The article discusses the importance of optimizing process parameters in 3D printing to achieve better mechanical properties of printed parts. It emphasizes the material extrusion 3D printing technology and some of the most commonly used materials, acrylonitrile butadiene styrene (ABS) and polyethylene terephthalate glycol (PETG). Optimizable process parameters such as, print angle, outer layer number, extruder flow ratio, extrusion (nozzle) temperature, and layer thickness are examined. The article also highlights the importance of postprocessing techniques, specifically thermal postprocessing (annealing) and chemical postprocessing in the acetone (AC) chamber, to enhance mechanical properties of printed parts. The results show that the wall structures played a crucial role in defining mechanical properties, acting as main load-bearing elements.

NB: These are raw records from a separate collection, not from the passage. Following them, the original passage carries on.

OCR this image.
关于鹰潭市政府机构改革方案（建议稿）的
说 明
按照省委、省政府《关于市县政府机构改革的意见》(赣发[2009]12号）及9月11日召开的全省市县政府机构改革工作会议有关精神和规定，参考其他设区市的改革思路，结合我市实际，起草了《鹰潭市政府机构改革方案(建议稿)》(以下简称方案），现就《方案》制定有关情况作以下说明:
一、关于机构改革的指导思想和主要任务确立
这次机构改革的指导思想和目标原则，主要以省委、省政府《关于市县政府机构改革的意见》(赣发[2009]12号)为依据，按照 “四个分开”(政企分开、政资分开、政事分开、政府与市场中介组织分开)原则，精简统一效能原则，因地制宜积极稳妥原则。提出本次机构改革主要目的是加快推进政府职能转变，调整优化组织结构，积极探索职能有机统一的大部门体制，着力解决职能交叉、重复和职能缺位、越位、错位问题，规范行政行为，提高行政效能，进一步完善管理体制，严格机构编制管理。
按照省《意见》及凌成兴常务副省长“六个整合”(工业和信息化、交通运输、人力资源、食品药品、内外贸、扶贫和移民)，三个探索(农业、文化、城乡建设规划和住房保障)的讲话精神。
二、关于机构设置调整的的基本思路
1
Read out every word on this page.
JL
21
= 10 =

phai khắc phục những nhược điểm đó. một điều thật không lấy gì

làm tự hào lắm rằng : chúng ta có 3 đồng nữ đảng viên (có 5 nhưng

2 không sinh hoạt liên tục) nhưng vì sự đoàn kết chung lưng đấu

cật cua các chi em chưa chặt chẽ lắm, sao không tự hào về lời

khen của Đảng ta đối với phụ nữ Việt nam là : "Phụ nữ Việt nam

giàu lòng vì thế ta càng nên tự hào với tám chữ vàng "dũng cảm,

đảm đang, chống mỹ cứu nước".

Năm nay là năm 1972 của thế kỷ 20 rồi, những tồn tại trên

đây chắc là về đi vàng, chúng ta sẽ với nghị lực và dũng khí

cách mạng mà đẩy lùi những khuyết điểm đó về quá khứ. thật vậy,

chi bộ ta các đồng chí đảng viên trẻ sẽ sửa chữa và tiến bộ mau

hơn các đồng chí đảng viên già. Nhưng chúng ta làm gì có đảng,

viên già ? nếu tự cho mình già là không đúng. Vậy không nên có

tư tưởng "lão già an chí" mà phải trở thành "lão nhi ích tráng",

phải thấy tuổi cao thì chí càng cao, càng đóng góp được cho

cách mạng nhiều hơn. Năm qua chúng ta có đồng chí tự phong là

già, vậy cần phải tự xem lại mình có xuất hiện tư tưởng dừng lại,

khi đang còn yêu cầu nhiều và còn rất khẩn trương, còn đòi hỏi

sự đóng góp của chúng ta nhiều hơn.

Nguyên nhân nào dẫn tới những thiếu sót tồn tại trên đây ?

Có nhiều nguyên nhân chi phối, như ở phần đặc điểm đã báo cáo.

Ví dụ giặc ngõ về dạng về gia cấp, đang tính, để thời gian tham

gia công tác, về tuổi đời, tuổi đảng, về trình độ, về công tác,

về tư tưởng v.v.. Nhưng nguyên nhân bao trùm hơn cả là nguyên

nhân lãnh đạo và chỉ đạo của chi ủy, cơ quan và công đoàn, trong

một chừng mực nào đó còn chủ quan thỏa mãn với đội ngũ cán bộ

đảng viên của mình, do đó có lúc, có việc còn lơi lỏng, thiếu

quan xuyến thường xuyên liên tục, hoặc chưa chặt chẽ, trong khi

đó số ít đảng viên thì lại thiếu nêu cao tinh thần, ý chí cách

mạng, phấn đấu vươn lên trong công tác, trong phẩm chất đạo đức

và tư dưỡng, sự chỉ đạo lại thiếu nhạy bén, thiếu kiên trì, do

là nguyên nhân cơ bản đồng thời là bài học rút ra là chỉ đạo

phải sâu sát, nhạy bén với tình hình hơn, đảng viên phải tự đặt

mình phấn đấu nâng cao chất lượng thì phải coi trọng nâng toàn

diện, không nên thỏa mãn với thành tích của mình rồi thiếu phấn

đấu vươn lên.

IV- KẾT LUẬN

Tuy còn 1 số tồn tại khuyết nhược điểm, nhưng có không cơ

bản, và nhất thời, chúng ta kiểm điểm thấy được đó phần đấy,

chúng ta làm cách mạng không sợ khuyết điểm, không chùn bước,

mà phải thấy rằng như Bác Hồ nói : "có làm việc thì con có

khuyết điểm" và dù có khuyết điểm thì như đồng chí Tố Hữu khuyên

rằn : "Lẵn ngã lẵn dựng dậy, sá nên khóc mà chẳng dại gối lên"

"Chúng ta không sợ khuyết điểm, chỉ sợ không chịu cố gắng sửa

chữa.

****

Adjusted flow ratios influenced mechanical properties. Samples with a 25% extruder flow rate increase demonstrated a 44% rise in elongation at break, while a 50% increase led to slight strength reduction. The ABS material AC-treated sample exhibited 58.2% lower tensile strength and 1.9% lower elongation due to stress concentration, while thermally treated showed similar results to the default, printed at manufacturer-recommended settings. The PETG material AC-treated sample exhibited 53.2% lower tensile strength, but 17.5% higher elongation, while thermally treated showed similar results to the default. Samples printed at 0° orientation exhibited plastic deformation with the highest tensile strength and elongation, while samples at 45° and 90° orientations experienced delamination, leading to brittle fracture, proving that the orientation and interlayer adhesion have a great influence on mechanical properties. While the print settings and orientation had similar effects on mechanical properties of each material, postprocessing effects are greatly influenced by the polymer matrix.